All Degree Profession?

I've been questioning the viability of destroying the diploma option and turning nursing in the UK into an all degree profession.
EH? The drop-out rates are sky high already. We would be depriving patients of good nurses that could honestly NOT survive the course as it stands.
I say this because I'll be one of those not graduating with a degree. I don't think it changes the levels of patient care. I can still be a competent nurse working with the latest research without having to write 5,000 words on something I cannot comprehend.
I dinna ken the reasoning behind this. They say they want a profession and that means university degrees.
Does not compute... According to the Guardian 83% of nursing students take the diploma option. So how would this do what the RCN says and increase the intake? Making it a degree is not going to somehow encourage students from other subjects to choose nursing instead, if that's what they're thinking. To squeeze out the weaker academically is sometimes to squeeze out those who perform best with the patients.
Knowing the difference between qualitative and quantitative isn't gonna help me when a patient looks at me and asks when they are going to die.

3 comments:

Faith Walker said...

I think there may be some debate- at least on the RCN discussion forums as to weather it will be an all graduate profession eg. everyone must have a degree (not neccessarily in nursing) or a all nursing graduate profession (everyone has a degree in nursing).

I chose a diplona because I already have a degree! I don't want another one.

Anyway, the diploma is not any easier than the degree- the courses are the same! The only difference is that the diploma is the first two years of the degree spread over 3 years.

WardBunny said...

Our diploma and degree courses are the same length (3 years) but the amount of work in the last year is much higher for the degree. They have 5 essays where we have 1.

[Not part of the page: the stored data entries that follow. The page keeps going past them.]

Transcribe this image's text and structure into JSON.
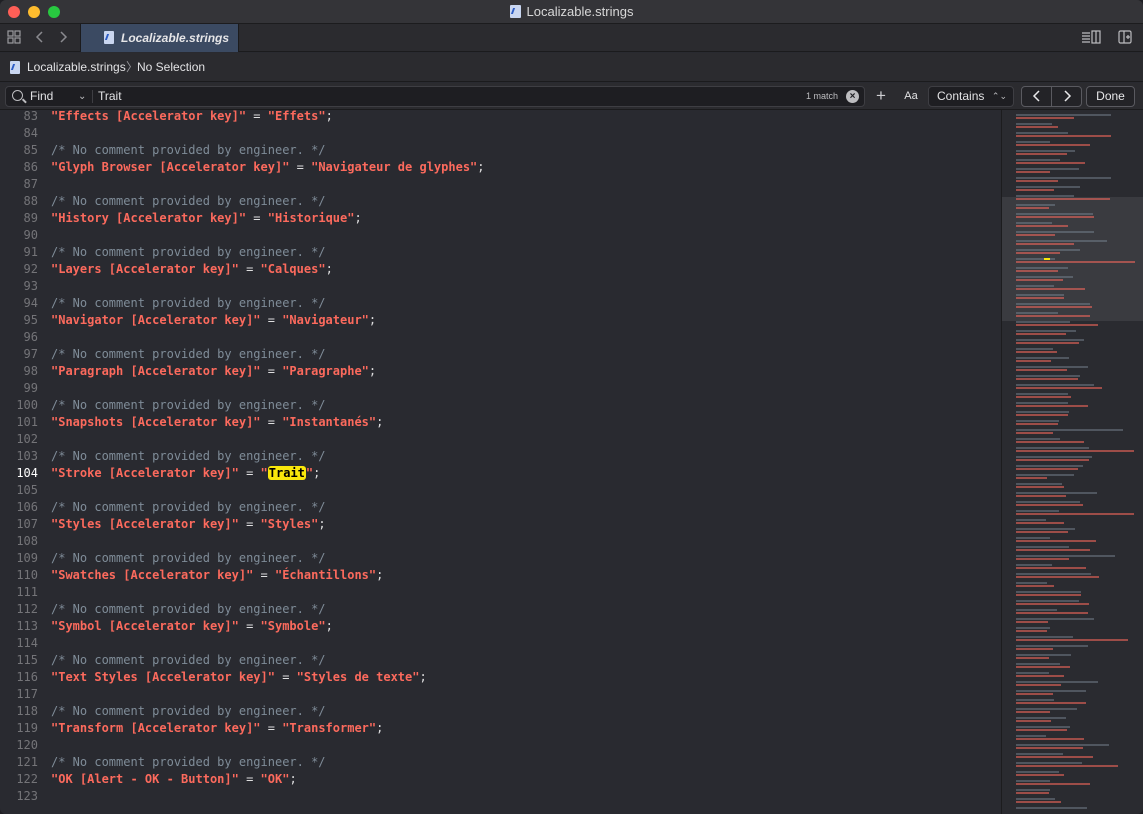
{
  "window": {
    "title": "Localizable.strings"
  },
  "tab": {
    "label": "Localizable.strings"
  },
  "jumpbar": {
    "file": "Localizable.strings",
    "separator": "〉",
    "selection": "No Selection"
  },
  "find": {
    "mode": "Find",
    "query": "Trait",
    "match_count": "1 match",
    "case_button": "Aa",
    "match_type": "Contains",
    "done_label": "Done"
  },
  "colors": {
    "string": "#fc6a5d",
    "comment": "#7f8c98",
    "highlight": "#f9e70b",
    "background": "#292a30"
  },
  "lines": [
    {
      "n": "83",
      "kind": "entry",
      "key": "\"Effects [Accelerator key]\"",
      "value": "\"Effets\""
    },
    {
      "n": "84",
      "kind": "blank"
    },
    {
      "n": "85",
      "kind": "comment",
      "text": "/* No comment provided by engineer. */"
    },
    {
      "n": "86",
      "kind": "entry",
      "key": "\"Glyph Browser [Accelerator key]\"",
      "value": "\"Navigateur de glyphes\""
    },
    {
      "n": "87",
      "kind": "blank"
    },
    {
      "n": "88",
      "kind": "comment",
      "text": "/* No comment provided by engineer. */"
    },
    {
      "n": "89",
      "kind": "entry",
      "key": "\"History [Accelerator key]\"",
      "value": "\"Historique\""
    },
    {
      "n": "90",
      "kind": "blank"
    },
    {
      "n": "91",
      "kind": "comment",
      "text": "/* No comment provided by engineer. */"
    },
    {
      "n": "92",
      "kind": "entry",
      "key": "\"Layers [Accelerator key]\"",
      "value": "\"Calques\""
    },
    {
      "n": "93",
      "kind": "blank"
    },
    {
      "n": "94",
      "kind": "comment",
      "text": "/* No comment provided by engineer. */"
    },
    {
      "n": "95",
      "kind": "entry",
      "key": "\"Navigator [Accelerator key]\"",
      "value": "\"Navigateur\""
    },
    {
      "n": "96",
      "kind": "blank"
    },
    {
      "n": "97",
      "kind": "comment",
      "text": "/* No comment provided by engineer. */"
    },
    {
      "n": "98",
      "kind": "entry",
      "key": "\"Paragraph [Accelerator key]\"",
      "value": "\"Paragraphe\""
    },
    {
      "n": "99",
      "kind": "blank"
    },
    {
      "n": "100",
      "kind": "comment",
      "text": "/* No comment provided by engineer. */"
    },
    {
      "n": "101",
      "kind": "entry",
      "key": "\"Snapshots [Accelerator key]\"",
      "value": "\"Instantanés\""
    },
    {
      "n": "102",
      "kind": "blank"
    },
    {
      "n": "103",
      "kind": "comment",
      "text": "/* No comment provided by engineer. */"
    },
    {
      "n": "104",
      "kind": "entry",
      "key": "\"Stroke [Accelerator key]\"",
      "value": "\"Trait\"",
      "highlight": "Trait",
      "current": true
    },
    {
      "n": "105",
      "kind": "blank"
    },
    {
      "n": "106",
      "kind": "comment",
      "text": "/* No comment provided by engineer. */"
    },
    {
      "n": "107",
      "kind": "entry",
      "key": "\"Styles [Accelerator key]\"",
      "value": "\"Styles\""
    },
    {
      "n": "108",
      "kind": "blank"
    },
    {
      "n": "109",
      "kind": "comment",
      "text": "/* No comment provided by engineer. */"
    },
    {
      "n": "110",
      "kind": "entry",
      "key": "\"Swatches [Accelerator key]\"",
      "value": "\"Échantillons\""
    },
    {
      "n": "111",
      "kind": "blank"
    },
    {
      "n": "112",
      "kind": "comment",
      "text": "/* No comment provided by engineer. */"
    },
    {
      "n": "113",
      "kind": "entry",
      "key": "\"Symbol [Accelerator key]\"",
      "value": "\"Symbole\""
    },
    {
      "n": "114",
      "kind": "blank"
    },
    {
      "n": "115",
      "kind": "comment",
      "text": "/* No comment provided by engineer. */"
    },
    {
      "n": "116",
      "kind": "entry",
      "key": "\"Text Styles [Accelerator key]\"",
      "value": "\"Styles de texte\""
    },
    {
      "n": "117",
      "kind": "blank"
    },
    {
      "n": "118",
      "kind": "comment",
      "text": "/* No comment provided by engineer. */"
    },
    {
      "n": "119",
      "kind": "entry",
      "key": "\"Transform [Accelerator key]\"",
      "value": "\"Transformer\""
    },
    {
      "n": "120",
      "kind": "blank"
    },
    {
      "n": "121",
      "kind": "comment",
      "text": "/* No comment provided by engineer. */"
    },
    {
      "n": "122",
      "kind": "entry",
      "key": "\"OK [Alert - OK - Button]\"",
      "value": "\"OK\""
    },
    {
      "n": "123",
      "kind": "blank"
    }
  ]
}
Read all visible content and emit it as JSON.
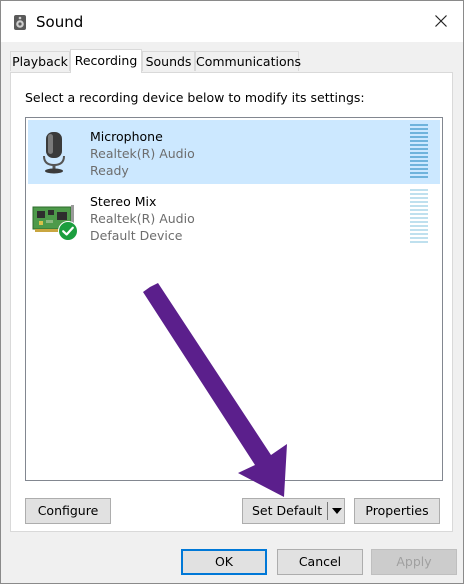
{
  "window": {
    "title": "Sound"
  },
  "tabs": [
    {
      "label": "Playback"
    },
    {
      "label": "Recording"
    },
    {
      "label": "Sounds"
    },
    {
      "label": "Communications"
    }
  ],
  "active_tab": "Recording",
  "panel": {
    "instruction": "Select a recording device below to modify its settings:"
  },
  "devices": [
    {
      "name": "Microphone",
      "driver": "Realtek(R) Audio",
      "status": "Ready",
      "selected": true,
      "icon": "microphone-icon",
      "meter_color": "#6fb3dc"
    },
    {
      "name": "Stereo Mix",
      "driver": "Realtek(R) Audio",
      "status": "Default Device",
      "selected": false,
      "icon": "sound-card-icon",
      "badge": "default-check-icon",
      "meter_color": "#bfe0ee"
    }
  ],
  "panel_buttons": {
    "configure": "Configure",
    "set_default": "Set Default",
    "properties": "Properties"
  },
  "dialog_buttons": {
    "ok": "OK",
    "cancel": "Cancel",
    "apply": "Apply"
  },
  "colors": {
    "selection": "#cce8ff",
    "accent": "#0078d7",
    "arrow": "#5b1f8c",
    "check_badge": "#1b9e3e"
  }
}
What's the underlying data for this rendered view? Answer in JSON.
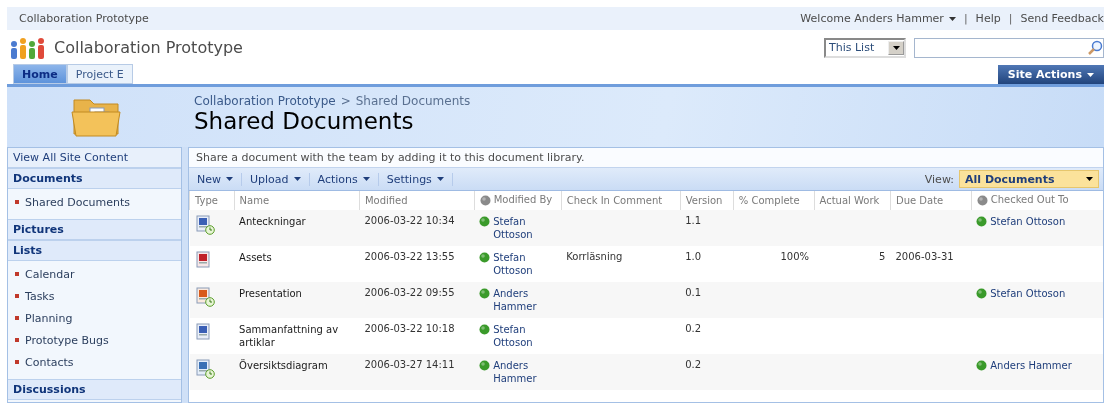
{
  "top_bar": {
    "site": "Collaboration Prototype",
    "welcome": "Welcome Anders Hammer",
    "separator": "|",
    "links": [
      "Help",
      "Send Feedback"
    ]
  },
  "header": {
    "title": "Collaboration Prototype",
    "scope": "This List"
  },
  "tabs": [
    {
      "label": "Home",
      "selected": true
    },
    {
      "label": "Project E",
      "selected": false
    }
  ],
  "site_actions": "Site Actions",
  "breadcrumb": {
    "link": "Collaboration Prototype",
    "separator": ">",
    "current": "Shared Documents"
  },
  "page_title": "Shared Documents",
  "nav": {
    "view_all": "View All Site Content",
    "sections": [
      {
        "heading": "Documents",
        "items": [
          "Shared Documents"
        ]
      },
      {
        "heading": "Pictures"
      },
      {
        "heading": "Lists",
        "items": [
          "Calendar",
          "Tasks",
          "Planning",
          "Prototype Bugs",
          "Contacts"
        ]
      },
      {
        "heading": "Discussions"
      }
    ]
  },
  "description": "Share a document with the team by adding it to this document library.",
  "toolbar": {
    "menus": [
      "New",
      "Upload",
      "Actions",
      "Settings"
    ],
    "view_label": "View:",
    "view_value": "All Documents"
  },
  "table": {
    "columns": [
      "Type",
      "Name",
      "Modified",
      "Modified By",
      "Check In Comment",
      "Version",
      "% Complete",
      "Actual Work",
      "Due Date",
      "Checked Out To"
    ],
    "rows": [
      {
        "kind": "word",
        "checked_out": true,
        "name": "Anteckningar",
        "modified": "2006-03-22 10:34",
        "modified_by": "Stefan Ottoson",
        "version": "1.1",
        "checked_out_to": "Stefan Ottoson"
      },
      {
        "kind": "pdf",
        "checked_out": false,
        "name": "Assets",
        "modified": "2006-03-22 13:55",
        "modified_by": "Stefan Ottoson",
        "comment": "Korrläsning",
        "version": "1.0",
        "complete": "100%",
        "work": "5",
        "due": "2006-03-31"
      },
      {
        "kind": "ppt",
        "checked_out": true,
        "name": "Presentation",
        "modified": "2006-03-22 09:55",
        "modified_by": "Anders Hammer",
        "version": "0.1",
        "checked_out_to": "Stefan Ottoson"
      },
      {
        "kind": "word",
        "checked_out": false,
        "name": "Sammanfattning av artiklar",
        "modified": "2006-03-22 10:18",
        "modified_by": "Stefan Ottoson",
        "version": "0.2"
      },
      {
        "kind": "visio",
        "checked_out": true,
        "name": "Översiktsdiagram",
        "modified": "2006-03-27 14:11",
        "modified_by": "Anders Hammer",
        "version": "0.2",
        "checked_out_to": "Anders Hammer"
      }
    ]
  }
}
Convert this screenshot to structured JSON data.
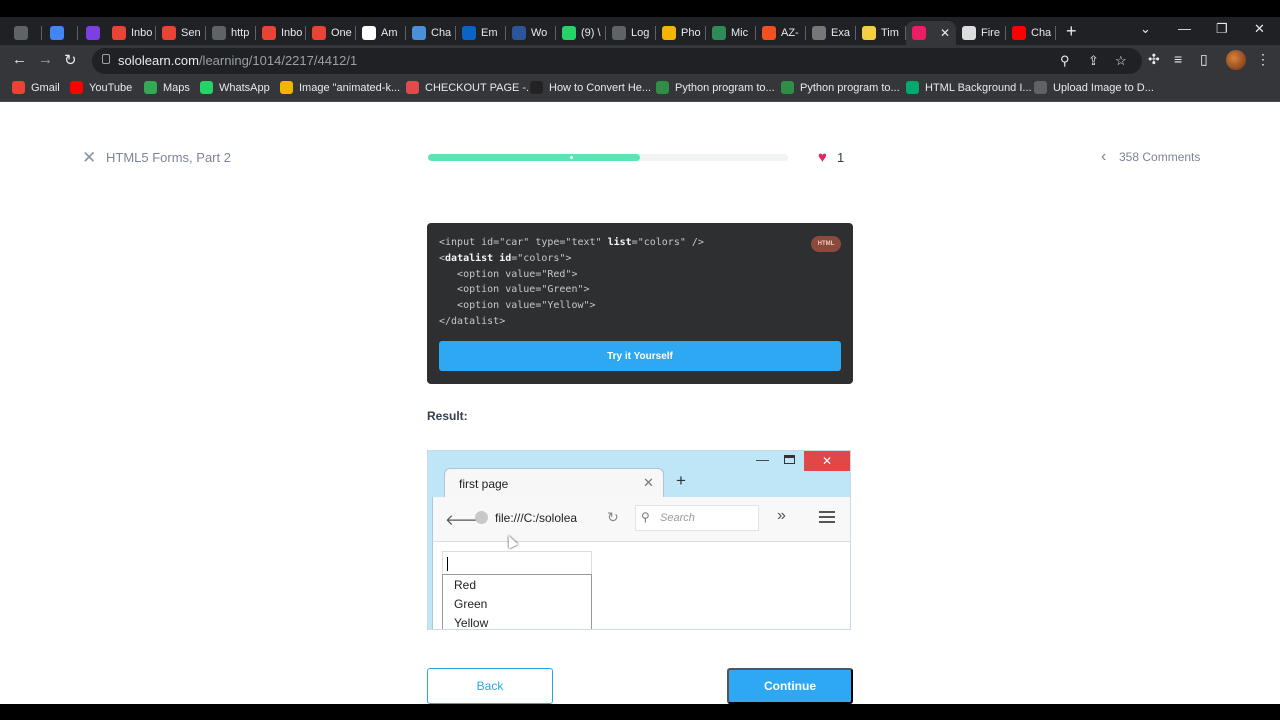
{
  "browser": {
    "tabs": [
      {
        "label": "",
        "icon": "app-icon",
        "color": "#5f6368"
      },
      {
        "label": "",
        "icon": "google-icon",
        "color": "#4285f4"
      },
      {
        "label": "",
        "icon": "shield-icon",
        "color": "#7b3fe4"
      },
      {
        "label": "Inbo",
        "icon": "gmail-icon",
        "color": "#ea4335"
      },
      {
        "label": "Sen",
        "icon": "gmail-icon",
        "color": "#ea4335"
      },
      {
        "label": "http",
        "icon": "globe-icon",
        "color": "#5f6368"
      },
      {
        "label": "Inbo",
        "icon": "gmail-icon",
        "color": "#ea4335"
      },
      {
        "label": "One",
        "icon": "gmail-icon",
        "color": "#ea4335"
      },
      {
        "label": "Am",
        "icon": "amazon-icon",
        "color": "#ffffff"
      },
      {
        "label": "Cha",
        "icon": "chart-icon",
        "color": "#4a90d9"
      },
      {
        "label": "Em",
        "icon": "outlook-icon",
        "color": "#0a64c8"
      },
      {
        "label": "Wo",
        "icon": "word-icon",
        "color": "#2b579a"
      },
      {
        "label": "(9) \\",
        "icon": "whatsapp-icon",
        "color": "#25d366"
      },
      {
        "label": "Log",
        "icon": "globe-icon",
        "color": "#5f6368"
      },
      {
        "label": "Pho",
        "icon": "drive-icon",
        "color": "#f4b400"
      },
      {
        "label": "Mic",
        "icon": "teams-icon",
        "color": "#2e8b57"
      },
      {
        "label": "AZ-",
        "icon": "microsoft-icon",
        "color": "#f25022"
      },
      {
        "label": "Exa",
        "icon": "person-icon",
        "color": "#777777"
      },
      {
        "label": "Tim",
        "icon": "keep-icon",
        "color": "#f4d03f"
      },
      {
        "label": "",
        "icon": "sololearn-icon",
        "color": "#e91e63",
        "active": true
      },
      {
        "label": "Fire",
        "icon": "page-icon",
        "color": "#dddddd"
      },
      {
        "label": "Cha",
        "icon": "youtube-icon",
        "color": "#ff0000"
      }
    ],
    "url_host": "sololearn.com",
    "url_path": "/learning/1014/2217/4412/1",
    "bookmarks": [
      {
        "label": "Gmail",
        "icon": "gmail-icon",
        "color": "#ea4335"
      },
      {
        "label": "YouTube",
        "icon": "youtube-icon",
        "color": "#ff0000"
      },
      {
        "label": "Maps",
        "icon": "maps-icon",
        "color": "#34a853"
      },
      {
        "label": "WhatsApp",
        "icon": "whatsapp-icon",
        "color": "#25d366"
      },
      {
        "label": "Image \"animated-k...",
        "icon": "star-icon",
        "color": "#f4b400"
      },
      {
        "label": "CHECKOUT PAGE -...",
        "icon": "lips-icon",
        "color": "#e04c4c"
      },
      {
        "label": "How to Convert He...",
        "icon": "alpha-icon",
        "color": "#222222"
      },
      {
        "label": "Python program to...",
        "icon": "gfg-icon",
        "color": "#2f8d46"
      },
      {
        "label": "Python program to...",
        "icon": "gfg-icon",
        "color": "#2f8d46"
      },
      {
        "label": "HTML Background I...",
        "icon": "w3-icon",
        "color": "#04aa6d"
      },
      {
        "label": "Upload Image to D...",
        "icon": "globe-icon",
        "color": "#5f6368"
      }
    ]
  },
  "lesson": {
    "title": "HTML5 Forms, Part 2",
    "progress": 0.59,
    "hearts": "1",
    "comments": "358 Comments"
  },
  "code_card": {
    "lang": "HTML",
    "try_label": "Try it Yourself"
  },
  "result": {
    "label": "Result:",
    "tab_title": "first page",
    "url": "file:///C:/sololea",
    "search_placeholder": "Search",
    "options": [
      "Red",
      "Green",
      "Yellow"
    ]
  },
  "footer": {
    "back_label": "Back",
    "continue_label": "Continue"
  }
}
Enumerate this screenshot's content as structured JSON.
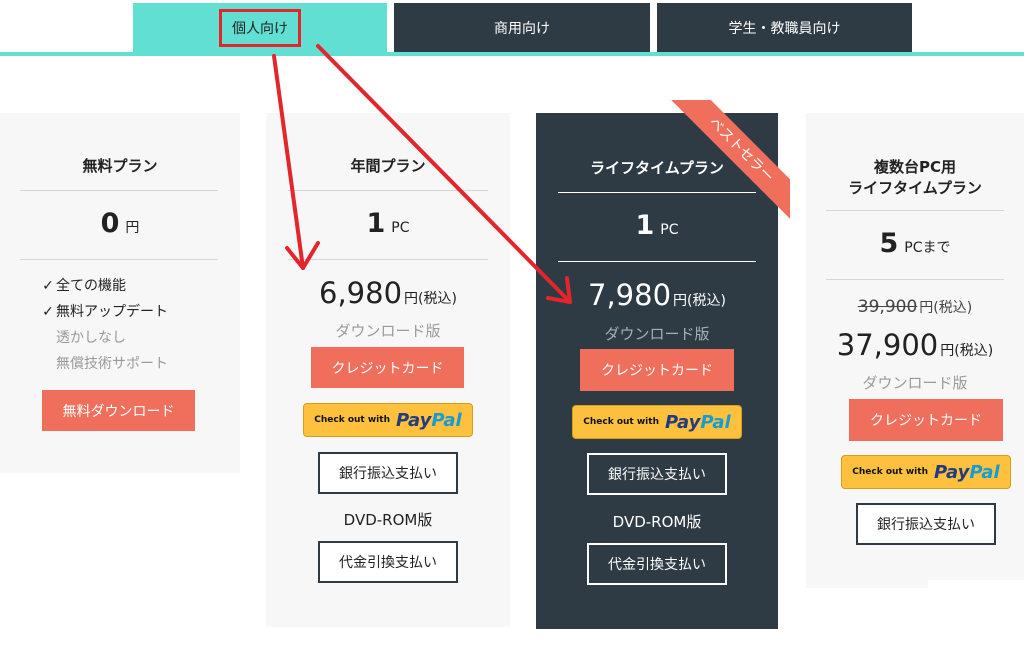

I think you're right. The debate is coming. I'm ready to wage war!

Unknown said...

Hi wardbunny, I really like your blog!
I'm a student nurse in Australia and I totally agree with what you. I am at uni getting my degree in nursing. The nursing situation in Australia is terrible, to become a registered nurse here means you have to go to uni. But at uni we get very little prac and then graduate as registered nurses who have no idea what we are doing on the wards.

Making nursing a degree is not the way to go or if it must be done incorporating lots of prac placement!!! Hopefully people will learn from Australia's mistakes!